Dallas havia saído com as amigas, lembrava disso. Lembrava que sua irmã era a líder de danças juvenis na igreja e que por esse motivo, a sua permanência dentro de casa era apenas para dormir. Diferente de Demetria.
Demi era a filha caçula de Diana, que era fiel ao grupo de oração. A pequena era levada pelas duas mulheres da casa para qualquer lugar que fosse, a guiavam e ensinavam o que deveria fazer ou não. Mas uma coisa que Demi não entendia era a função de seu pai. Não via o homem durante a semana, a não ser sentado diante à televisão. Para no sábado sempre presenciar a mesma cena.
As mãos do homem se fecharam no cabelo da mulher com violência e Demi sentiu o desespero percorrer o corpo quando a porta se fechou.

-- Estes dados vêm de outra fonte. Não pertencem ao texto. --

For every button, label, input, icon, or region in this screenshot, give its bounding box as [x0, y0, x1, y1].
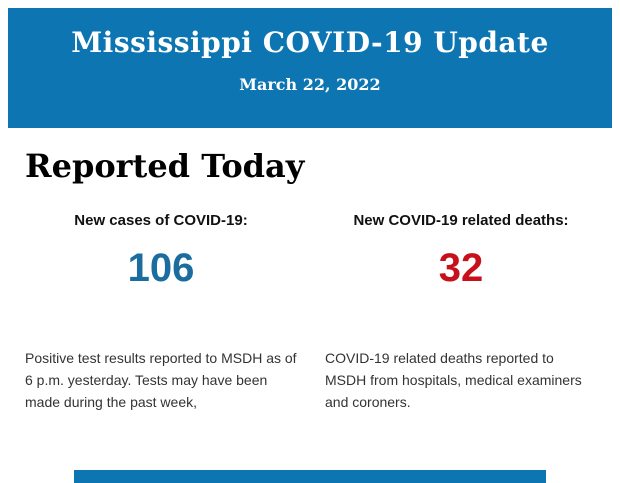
stat-new-deaths: New COVID-19 related deaths: 32 COVID-19…	[325, 212, 597, 413]
stat-new-cases: New cases of COVID-19: 106 Positive test…	[25, 212, 297, 413]
new-deaths-label: New COVID-19 related deaths:	[353, 212, 569, 229]
new-cases-description: Positive test results reported to MSDH a…	[25, 350, 297, 410]
header-date: March 22, 2022	[239, 75, 381, 94]
section-title: Reported Today	[25, 147, 305, 185]
new-cases-label: New cases of COVID-19:	[74, 212, 248, 229]
new-deaths-description: COVID-19 related deaths reported to MSDH…	[325, 350, 582, 410]
stats-columns: New cases of COVID-19: 106 Positive test…	[25, 212, 597, 413]
header-banner: Mississippi COVID-19 Update March 22, 20…	[8, 8, 612, 128]
new-deaths-value: 32	[438, 246, 484, 290]
page-title: Mississippi COVID-19 Update	[71, 26, 549, 59]
next-section-banner-edge	[74, 470, 546, 483]
new-cases-value: 106	[127, 246, 195, 290]
report-content: Reported Today New cases of COVID-19: 10…	[0, 149, 620, 413]
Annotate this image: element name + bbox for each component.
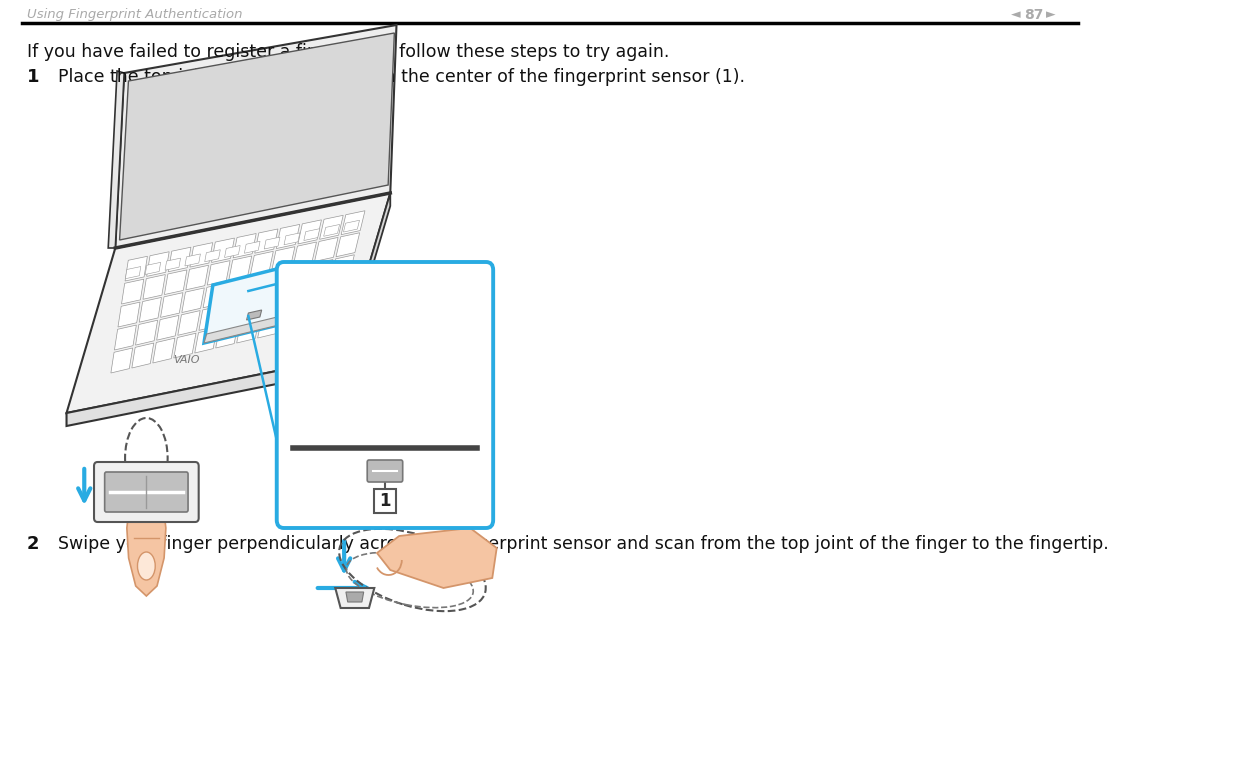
Ellipse shape — [138, 552, 155, 580]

A garota se assustou com a porta trancada e o vento frio que bateu em seu corpo. Reparou um calafrio lhe percorrer a espinha e se virou sentindo o coraçãozinho pequeno pular frenético dentro do peito. A boquinha miúda soltando o ar com dificuldade enquanto observava a mulher sentada aos pés de sua cama. Os cabelos ondulados eram castanhos e a cor bronzeada de sua pele parecia refletir na luz do abajur.
- Olá, Demetria. - A mulher abriu os lábios cor de prata. - Está tudo bem. Não tenha medo.
Demi ofegou sentindo o corpo tremer. Queria gritar, mas não conseguia. Nunca havia visto aquela mulher em sua frente, e a aparência da mesma lhe assustava.
- Está tudo bem. Eu prometo. - A mulher tornou a falar e Demi reparou que a voz não passava de um sussurro. - Você precisa dormir.
A pequena piscou encarando a mulher que mantinha um sorriso terno nos lábios incomum. Se aproximou dando a volta na cama e subindo no colchão de solteiro. A pequena ficou imóvel quando a mulher resolveu lhe cobrir com o lençol fino.
- Está tudo bem. - A mulher voltou a sorrir. - Eu vou ficar com você até que durma.
Demi piscou quando a mão da mulher desconhecida afagou seus cabelos escuros. Podia sentir a névoa do sono lhe rondando no exato momento do toque.
- Quem é você? - A pequena conseguiu vocalizar a pergunta provocando um sorriso maior na visitante.
- Sou Selena.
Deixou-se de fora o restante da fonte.